Authors :
Presenting Author: Mark Abboud, BA – Case Western Reserve University
Terence Shaw II, BS – Baylor College of Medicine
Saifina Karedia, BS – Baylor College of Medicine
Nandani Adhyapak, BS – Baylor College of Medicine
Vaishnav Krishnan, MD, PhD – Baylor College of Medicine
Rationale:
“Dizziness” can be variably applied to report lightheadedness, feeling faint, imbalanced or frank vertigo. “Sleepiness” (or somnolence/sedation) is a self-recognition of an increased propensity to fall asleep, particularly during sedentary situations. Together, dizziness and sleepiness/somnolence are amongst the most commonly reported adverse effects associated with antiseizure medication (ASM) intake. In this study, we explored whether subjectively rated dizziness and/or sleepiness symptoms may be encoded in patterns of rest and activity recorded by continuously worn wrist accelerometers. Methods:
All research protocols were approved by the Baylor College of Medicine IRB. For this pilot study, we recruited 7 patients with drug-refractory epilepsy (4/7 female, aged 22 to 65, 1/7 with genetic generalized epilepsy). Actigraphy data was collected remotely via Centerpoint Insight watches (Actigraph). To obtain serial and longitudinal measurements of subjective dizziness or sleepiness, subjects were asked to respond to a daily 7-point Likert style survey administered through a smartphone-based app (ecological momentary assessment, EMA).
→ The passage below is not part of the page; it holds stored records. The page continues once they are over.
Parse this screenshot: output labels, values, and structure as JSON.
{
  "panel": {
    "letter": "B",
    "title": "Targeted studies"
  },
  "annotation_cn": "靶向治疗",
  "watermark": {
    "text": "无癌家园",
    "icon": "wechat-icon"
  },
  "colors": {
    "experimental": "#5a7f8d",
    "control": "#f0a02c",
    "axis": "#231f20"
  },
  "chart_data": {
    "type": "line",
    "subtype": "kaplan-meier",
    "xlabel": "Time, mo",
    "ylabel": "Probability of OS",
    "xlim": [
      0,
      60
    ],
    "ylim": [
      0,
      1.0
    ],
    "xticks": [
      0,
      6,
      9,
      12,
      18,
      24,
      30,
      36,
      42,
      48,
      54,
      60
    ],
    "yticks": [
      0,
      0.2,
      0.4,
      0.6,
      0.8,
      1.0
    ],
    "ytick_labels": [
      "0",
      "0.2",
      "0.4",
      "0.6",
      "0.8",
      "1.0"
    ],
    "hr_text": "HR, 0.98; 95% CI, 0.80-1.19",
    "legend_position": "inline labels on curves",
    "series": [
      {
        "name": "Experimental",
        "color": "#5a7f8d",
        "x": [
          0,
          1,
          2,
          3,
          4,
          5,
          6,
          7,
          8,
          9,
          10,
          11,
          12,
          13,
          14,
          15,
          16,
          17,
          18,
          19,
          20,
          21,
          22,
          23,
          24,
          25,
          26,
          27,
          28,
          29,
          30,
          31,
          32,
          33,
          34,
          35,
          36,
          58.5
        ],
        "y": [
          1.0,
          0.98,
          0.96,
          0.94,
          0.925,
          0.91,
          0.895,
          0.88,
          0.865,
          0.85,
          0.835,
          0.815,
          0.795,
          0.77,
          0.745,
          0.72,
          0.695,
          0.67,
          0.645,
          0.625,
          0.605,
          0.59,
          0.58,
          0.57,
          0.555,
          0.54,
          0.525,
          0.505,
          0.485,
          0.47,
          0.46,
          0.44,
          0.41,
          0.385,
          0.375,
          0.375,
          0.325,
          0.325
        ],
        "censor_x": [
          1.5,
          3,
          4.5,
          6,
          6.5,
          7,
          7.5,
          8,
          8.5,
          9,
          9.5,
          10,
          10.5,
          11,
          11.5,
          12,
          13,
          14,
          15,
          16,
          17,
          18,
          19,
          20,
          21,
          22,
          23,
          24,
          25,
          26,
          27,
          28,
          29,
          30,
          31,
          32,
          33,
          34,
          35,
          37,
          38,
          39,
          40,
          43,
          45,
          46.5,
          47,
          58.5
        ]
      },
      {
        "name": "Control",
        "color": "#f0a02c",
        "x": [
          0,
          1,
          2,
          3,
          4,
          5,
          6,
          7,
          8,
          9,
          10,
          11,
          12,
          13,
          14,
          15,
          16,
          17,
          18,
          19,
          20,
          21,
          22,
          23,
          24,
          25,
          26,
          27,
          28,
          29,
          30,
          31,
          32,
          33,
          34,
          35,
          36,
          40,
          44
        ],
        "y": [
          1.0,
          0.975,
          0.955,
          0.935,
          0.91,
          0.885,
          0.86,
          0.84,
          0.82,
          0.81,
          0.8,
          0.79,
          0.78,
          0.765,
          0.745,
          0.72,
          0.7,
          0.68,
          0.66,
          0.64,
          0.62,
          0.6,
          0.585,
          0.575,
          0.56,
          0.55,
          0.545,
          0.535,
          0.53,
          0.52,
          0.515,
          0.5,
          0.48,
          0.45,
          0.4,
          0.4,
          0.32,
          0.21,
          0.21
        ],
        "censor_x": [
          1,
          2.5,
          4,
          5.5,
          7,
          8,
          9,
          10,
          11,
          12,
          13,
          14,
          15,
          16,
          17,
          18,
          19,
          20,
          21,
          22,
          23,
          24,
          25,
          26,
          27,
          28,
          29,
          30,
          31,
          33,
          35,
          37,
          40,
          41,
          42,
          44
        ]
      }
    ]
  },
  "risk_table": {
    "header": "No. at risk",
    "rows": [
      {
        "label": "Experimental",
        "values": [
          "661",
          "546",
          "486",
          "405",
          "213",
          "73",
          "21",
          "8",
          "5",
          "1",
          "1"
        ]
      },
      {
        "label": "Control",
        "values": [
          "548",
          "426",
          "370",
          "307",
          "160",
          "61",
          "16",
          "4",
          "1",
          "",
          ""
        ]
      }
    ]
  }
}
Subjects were instructed to wear the watch and answer survey questions for a total of 1 year and were not penalized for skipped survey responses. From actigraphy counts derived every minute of the day, we calculated a range of metrics in serially overlapping 14-day windows, including those pertaining to RAR stability and fragmentation (interdaily stability, intradaily variability), timing (acrophase), active/rest ratios (“alpha”), steepness/squareness (“beta”), midpoint activity levels (mesor) and total daily sleep time. For each subject, we applied multiple linear regression to define explainable models to connect RAR metrics and normalized subjective dizziness and sleepiness scores. Wear compliance, measured as inferred non-wear times, were also factored into our predictive models.
Results:
7 patients completed the study. Watch non-wearing rates varied between 0.04 to 4.43h/d, while survey compliance rates varied from ~15 to 92% (58 to 339 responses over the year). Model performance among the 14 models generated (dizziness and sleepiness x 7 subjects) was modest, with root mean square errors (RMSEs) between 0.59 to 1.3. As expected, RMSEs were inversely related to the range of their responses (between 1-7), training set size and average nonwear times. Importantly, RAR metrics that predicted dizziness and/or sleepiness were markedly patient-specific. Conclusions:
From our data, we conclude that wrist-actigraphy derived RAR metrics may encode subjective variations in dizziness and sleepiness in some patients. However, a single generalizable model for all patients is likely to be considerably less accurate than patient-specific models. Therefore, predictive models to infer subjective dizziness and sleepiness from continuously worn wrist accelerometers may have the greatest value when manually and systematically calibrated first by motivated individual subjects. Funding: VK thanks the Mike Hogg Fund and acknowledges NIH support (R01NS131399).